Porque um quadro baseado em clusters contém menos informação sobre a população, pode colocar restrições ao desenho da amostra, possivelmente exigindo a utilização de métodos de amostragem menos eficientes e/ou tornando mais difícil a interpretação dos dados resultantes.
A teoria estatística diz-nos acerca das incertezas na extrapolação de uma amostra para o quadro. Deve esperar-se que as molduras das amostras, contenham sempre alguns erros. Em alguns casos, isto pode levar a um enviesamento de amostras. Tal enviesamento deve ser minimizado, e identificado, embora evitá-lo completamente num mundo real seja quase impossível. Também não se deve assumir que as fontes que afirmam ser imparciais e representativas são tais.
Na definição da moldura, é necessário abordar questões práticas, económicas, éticas e técnicas. A necessidade de obter resultados atempados pode impedir que o quadro se prolongue para o futuro. As dificuldades podem ser extremas quando a população e o quadro são desarticulados. Este é um problema particular na previsão onde são feitas inferências sobre o futuro a partir de dados históricos. De facto, em 1703, quando Jacob Bernoulli propôs a Gottfried Leibniz a possibilidade de utilizar dados históricos de mortalidade para prever a probabilidade de morte precoce de um homem vivo, Gottfried Leibniz reconheceu o problema ao responder:
Natureza estabeleceu padrões originários do regresso dos acontecimentos, mas apenas na sua maioria. Novas doenças inundam a raça humana, de modo que não importa quantas experiências tenham sido feitas em cadáveres, não se impôs assim um limite à natureza dos acontecimentos para que no futuro não pudessem variar.
– Gottfried Leibniz
Leslie Kish colocou quatro problemas básicos de quadros de amostragem:
- elementos em falta: Alguns membros da população não estão incluídos na moldura.
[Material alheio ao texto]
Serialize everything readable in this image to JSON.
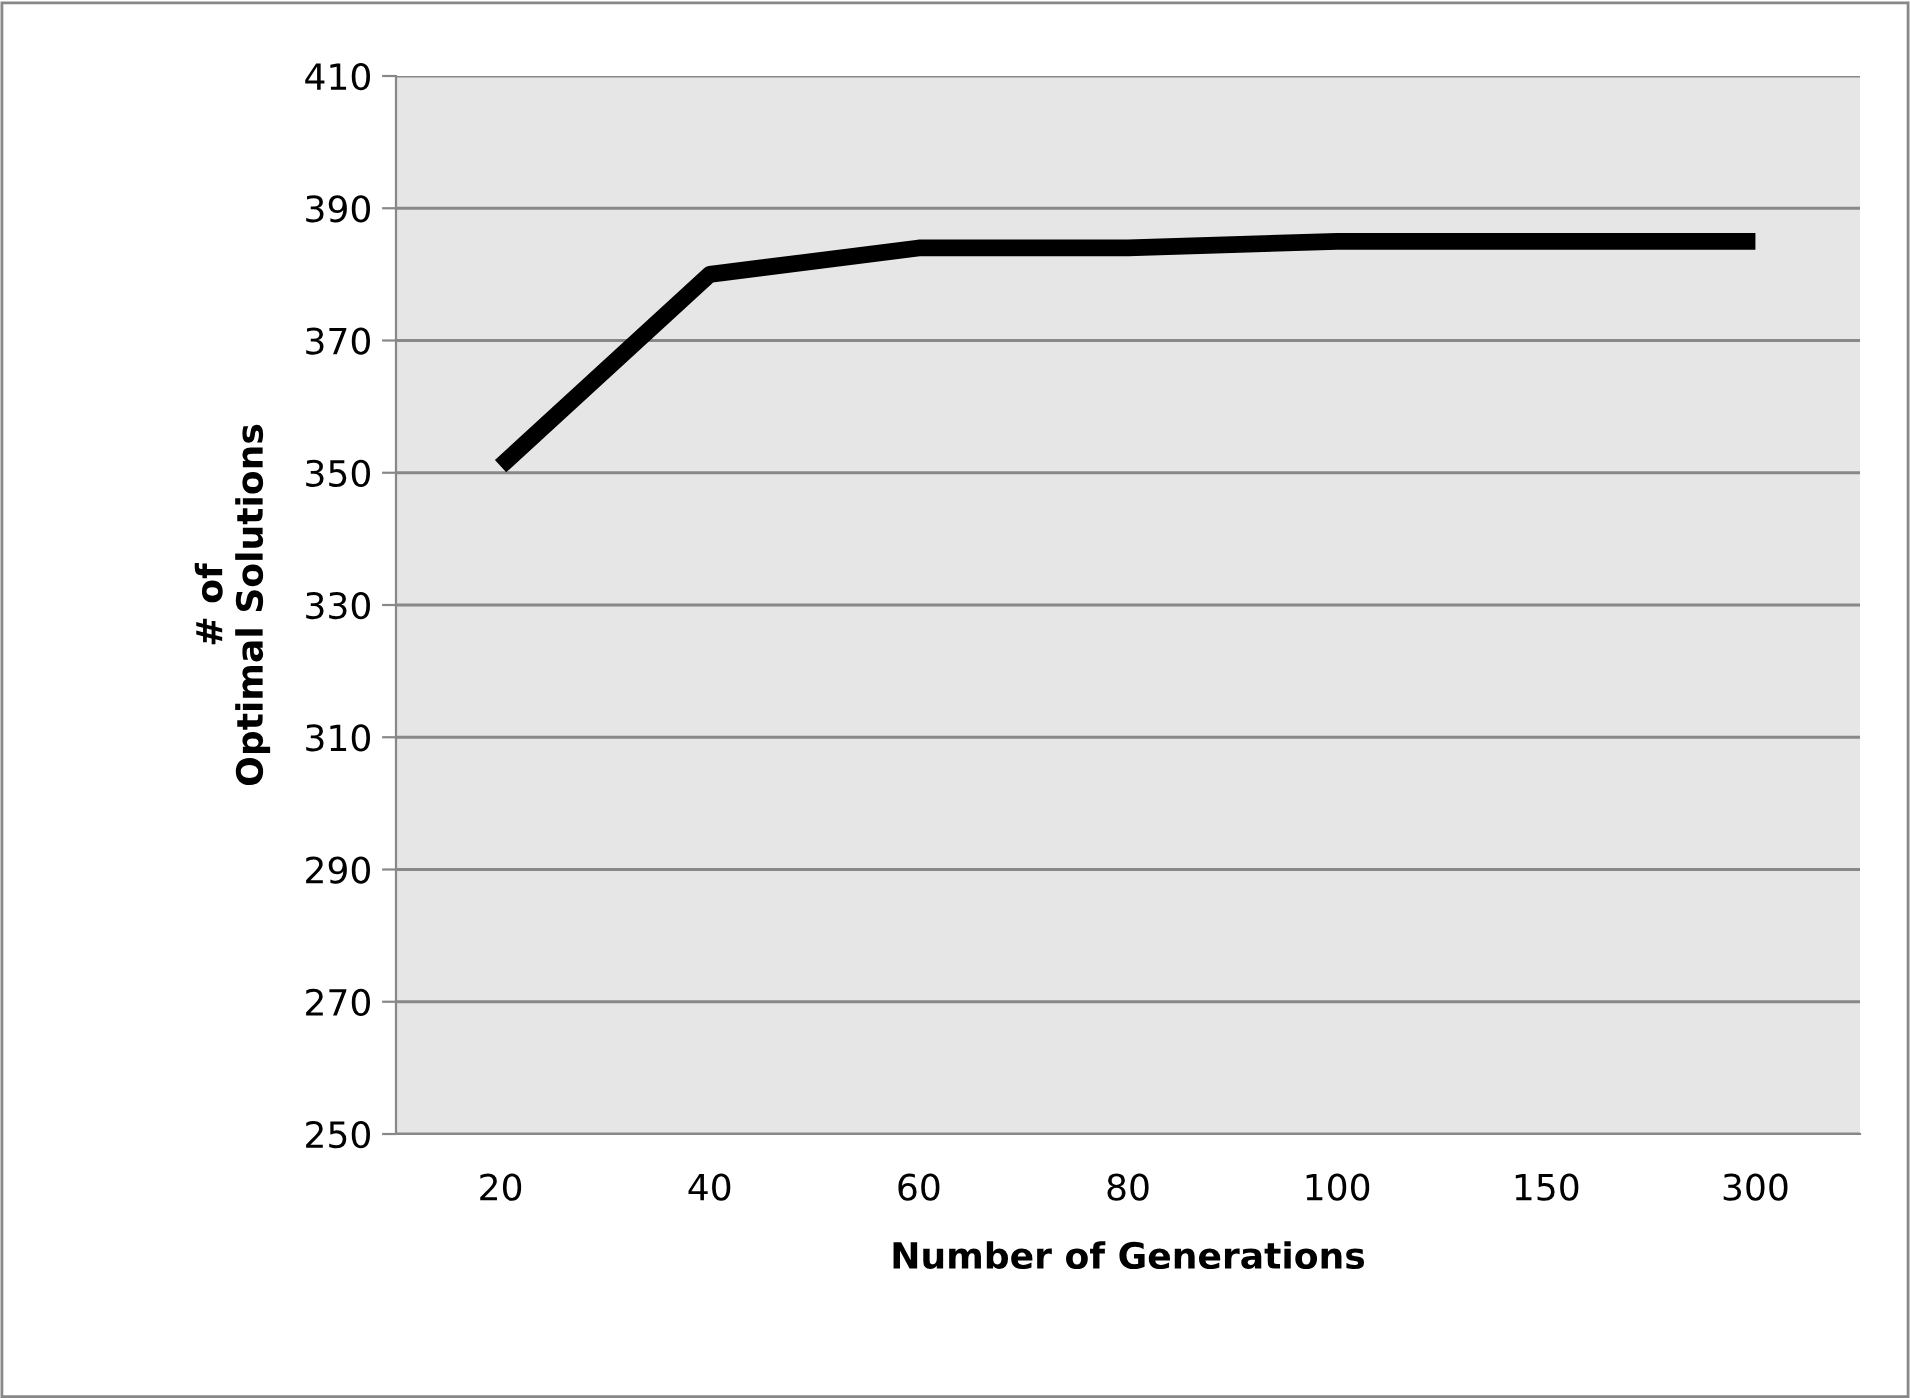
{
  "chart_data": {
    "type": "line",
    "xlabel": "Number of Generations",
    "ylabel": "# of\nOptimal Solutions",
    "categories": [
      "20",
      "40",
      "60",
      "80",
      "100",
      "150",
      "300"
    ],
    "series": [
      {
        "color": "#000000",
        "values": [
          351,
          380,
          384,
          384,
          385,
          385,
          385
        ]
      }
    ],
    "ylim": [
      250,
      410
    ],
    "yticks": [
      250,
      270,
      290,
      310,
      330,
      350,
      370,
      390,
      410
    ],
    "grid": "y",
    "legend": false,
    "marker": "none",
    "line_style": "solid"
  }
}
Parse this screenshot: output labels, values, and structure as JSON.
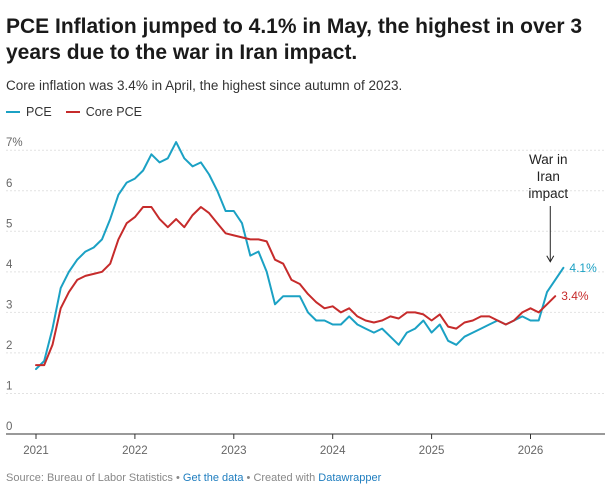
{
  "title": "PCE Inflation jumped to 4.1% in May, the highest in over 3 years due to the war in Iran impact.",
  "subtitle": "Core inflation was 3.4% in April, the highest since autumn of 2023.",
  "footer": {
    "source": "Source: Bureau of Labor Statistics",
    "sep1": "•",
    "get_data": "Get the data",
    "sep2": "•",
    "created_with": "Created with",
    "datawrapper": "Datawrapper"
  },
  "chart_data": {
    "type": "line",
    "ylim": [
      0,
      7.4
    ],
    "xlim": [
      2021.0,
      2026.45
    ],
    "ylabel": "",
    "xlabel": "",
    "y_ticks": [
      0,
      1,
      2,
      3,
      4,
      5,
      6,
      7
    ],
    "y_tick_labels": [
      "0",
      "1",
      "2",
      "3",
      "4",
      "5",
      "6",
      "7%"
    ],
    "x_ticks": [
      2021,
      2022,
      2023,
      2024,
      2025,
      2026
    ],
    "x_tick_labels": [
      "2021",
      "2022",
      "2023",
      "2024",
      "2025",
      "2026"
    ],
    "grid": true,
    "legend_position": "top-left",
    "series": [
      {
        "name": "PCE",
        "color": "#1ba1c4",
        "end_label": "4.1%",
        "x": [
          2021.0,
          2021.083,
          2021.167,
          2021.25,
          2021.333,
          2021.417,
          2021.5,
          2021.583,
          2021.667,
          2021.75,
          2021.833,
          2021.917,
          2022.0,
          2022.083,
          2022.167,
          2022.25,
          2022.333,
          2022.417,
          2022.5,
          2022.583,
          2022.667,
          2022.75,
          2022.833,
          2022.917,
          2023.0,
          2023.083,
          2023.167,
          2023.25,
          2023.333,
          2023.417,
          2023.5,
          2023.583,
          2023.667,
          2023.75,
          2023.833,
          2023.917,
          2024.0,
          2024.083,
          2024.167,
          2024.25,
          2024.333,
          2024.417,
          2024.5,
          2024.583,
          2024.667,
          2024.75,
          2024.833,
          2024.917,
          2025.0,
          2025.083,
          2025.167,
          2025.25,
          2025.333,
          2025.417,
          2025.5,
          2025.583,
          2025.667,
          2025.75,
          2025.833,
          2025.917,
          2026.0,
          2026.083,
          2026.167,
          2026.25,
          2026.333
        ],
        "values": [
          1.6,
          1.8,
          2.6,
          3.6,
          4.0,
          4.3,
          4.5,
          4.6,
          4.8,
          5.3,
          5.9,
          6.2,
          6.3,
          6.5,
          6.9,
          6.7,
          6.8,
          7.2,
          6.8,
          6.6,
          6.7,
          6.4,
          6.0,
          5.5,
          5.5,
          5.2,
          4.4,
          4.5,
          4.0,
          3.2,
          3.4,
          3.4,
          3.4,
          3.0,
          2.8,
          2.8,
          2.7,
          2.7,
          2.9,
          2.7,
          2.6,
          2.5,
          2.6,
          2.4,
          2.2,
          2.5,
          2.6,
          2.8,
          2.5,
          2.7,
          2.3,
          2.2,
          2.4,
          2.5,
          2.6,
          2.7,
          2.8,
          2.7,
          2.8,
          2.9,
          2.8,
          2.8,
          3.5,
          3.8,
          4.1
        ]
      },
      {
        "name": "Core PCE",
        "color": "#c62b2b",
        "end_label": "3.4%",
        "x": [
          2021.0,
          2021.083,
          2021.167,
          2021.25,
          2021.333,
          2021.417,
          2021.5,
          2021.583,
          2021.667,
          2021.75,
          2021.833,
          2021.917,
          2022.0,
          2022.083,
          2022.167,
          2022.25,
          2022.333,
          2022.417,
          2022.5,
          2022.583,
          2022.667,
          2022.75,
          2022.833,
          2022.917,
          2023.0,
          2023.083,
          2023.167,
          2023.25,
          2023.333,
          2023.417,
          2023.5,
          2023.583,
          2023.667,
          2023.75,
          2023.833,
          2023.917,
          2024.0,
          2024.083,
          2024.167,
          2024.25,
          2024.333,
          2024.417,
          2024.5,
          2024.583,
          2024.667,
          2024.75,
          2024.833,
          2024.917,
          2025.0,
          2025.083,
          2025.167,
          2025.25,
          2025.333,
          2025.417,
          2025.5,
          2025.583,
          2025.667,
          2025.75,
          2025.833,
          2025.917,
          2026.0,
          2026.083,
          2026.167,
          2026.25
        ],
        "values": [
          1.7,
          1.7,
          2.2,
          3.1,
          3.5,
          3.8,
          3.9,
          3.95,
          4.0,
          4.2,
          4.8,
          5.2,
          5.35,
          5.6,
          5.6,
          5.3,
          5.1,
          5.3,
          5.1,
          5.4,
          5.6,
          5.45,
          5.2,
          4.95,
          4.9,
          4.85,
          4.8,
          4.8,
          4.75,
          4.3,
          4.2,
          3.8,
          3.7,
          3.45,
          3.25,
          3.1,
          3.15,
          3.0,
          3.1,
          2.9,
          2.8,
          2.75,
          2.8,
          2.9,
          2.85,
          3.0,
          3.0,
          2.95,
          2.8,
          2.95,
          2.65,
          2.6,
          2.75,
          2.8,
          2.9,
          2.9,
          2.8,
          2.7,
          2.8,
          3.0,
          3.1,
          3.0,
          3.2,
          3.4
        ]
      }
    ],
    "annotations": [
      {
        "text_lines": [
          "War in",
          "Iran",
          "impact"
        ],
        "x": 2026.2,
        "y": 4.2
      }
    ]
  }
}
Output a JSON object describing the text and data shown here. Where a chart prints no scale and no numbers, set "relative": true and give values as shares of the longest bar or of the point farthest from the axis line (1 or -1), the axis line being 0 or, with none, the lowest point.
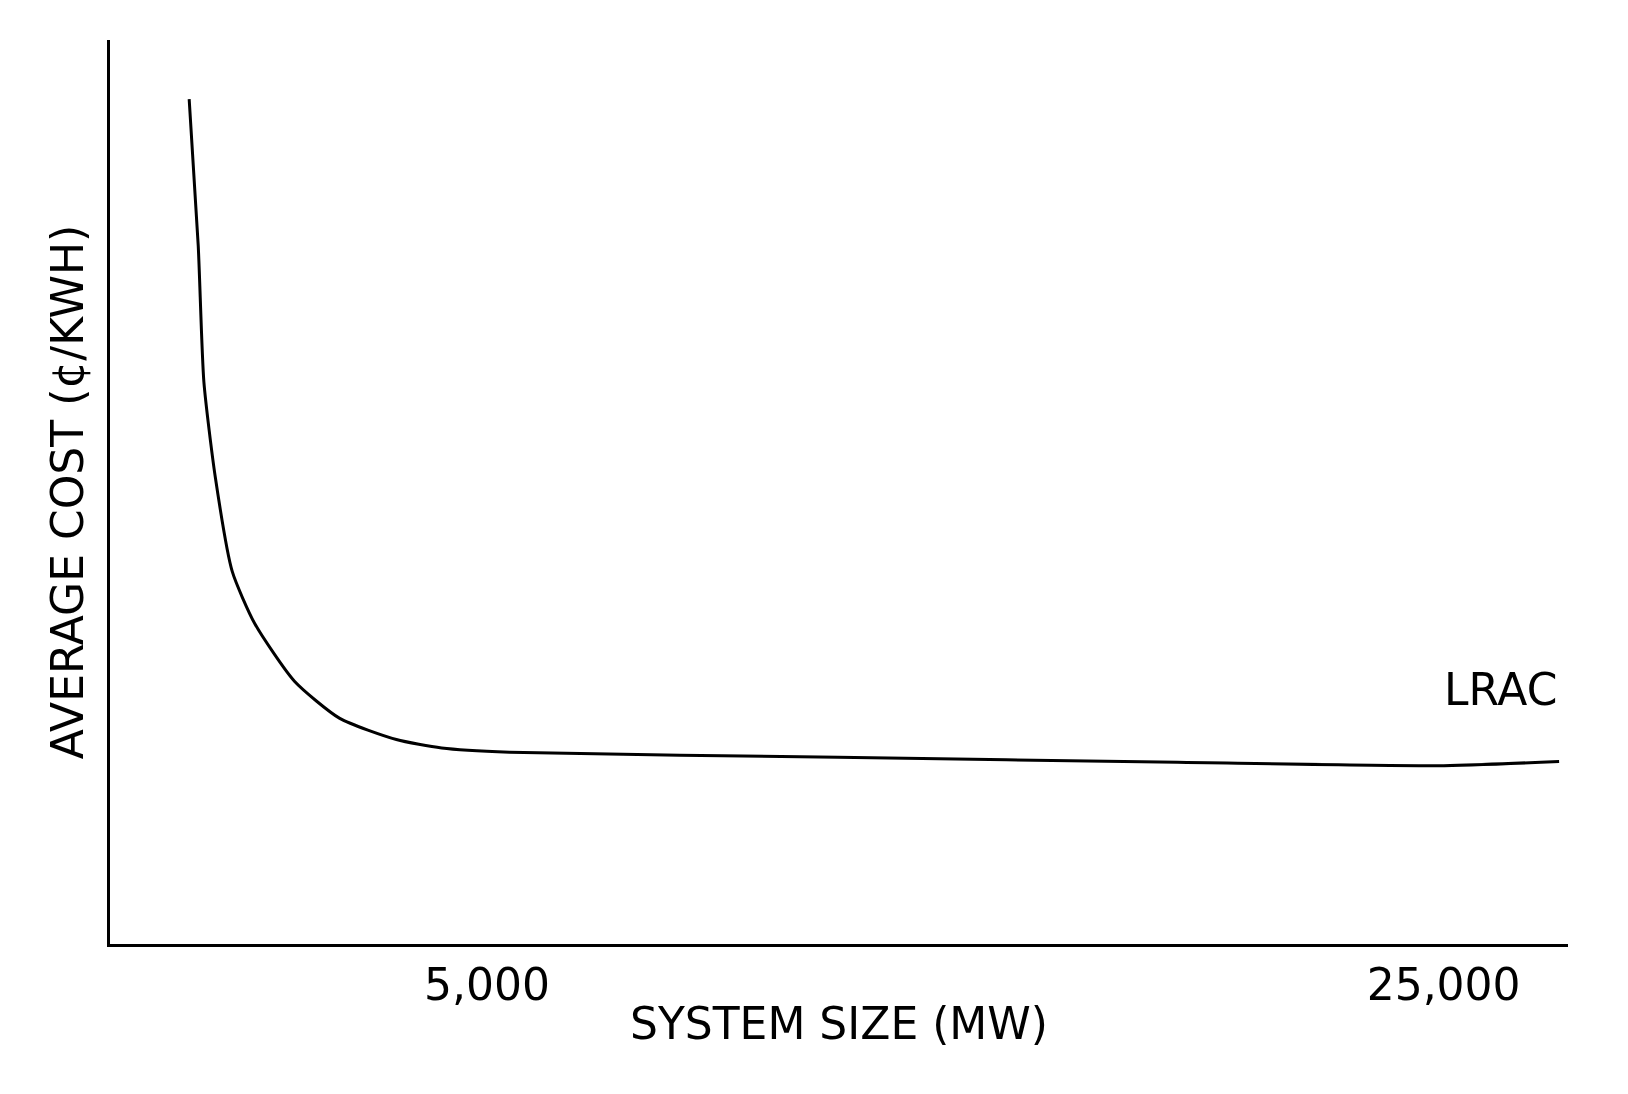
{
  "chart_data": {
    "type": "line",
    "relative": true,
    "xlabel": "SYSTEM SIZE (MW)",
    "ylabel": "AVERAGE COST (¢/KWH)",
    "xlim": [
      -2880,
      27600
    ],
    "xticks": [
      {
        "value": 5000,
        "label": "5,000"
      },
      {
        "value": 25000,
        "label": "25,000"
      }
    ],
    "legend": false,
    "marker": "none",
    "line_style": "solid",
    "series": [
      {
        "name": "LRAC",
        "color": "#000000",
        "x": [
          -1225,
          -1035,
          -917,
          -680,
          -325,
          148,
          976,
          1923,
          3107,
          4053,
          5473,
          12337,
          19438,
          24882,
          27414
        ],
        "values": [
          1.0,
          0.826,
          0.665,
          0.553,
          0.441,
          0.379,
          0.311,
          0.267,
          0.242,
          0.232,
          0.227,
          0.221,
          0.215,
          0.211,
          0.216
        ]
      }
    ]
  }
}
- elementos estrangeiros: Os não-membros da população estão incluídos na moldura.
- Duplicate entries: Um membro da população é inquirido mais de uma vez.
- Grupos ou aglomerados: O quadro lista clusters em vez de indivíduos.
Problemas como os listados podem ser identificados através da utilização de testes de pré-investigação e estudos-piloto.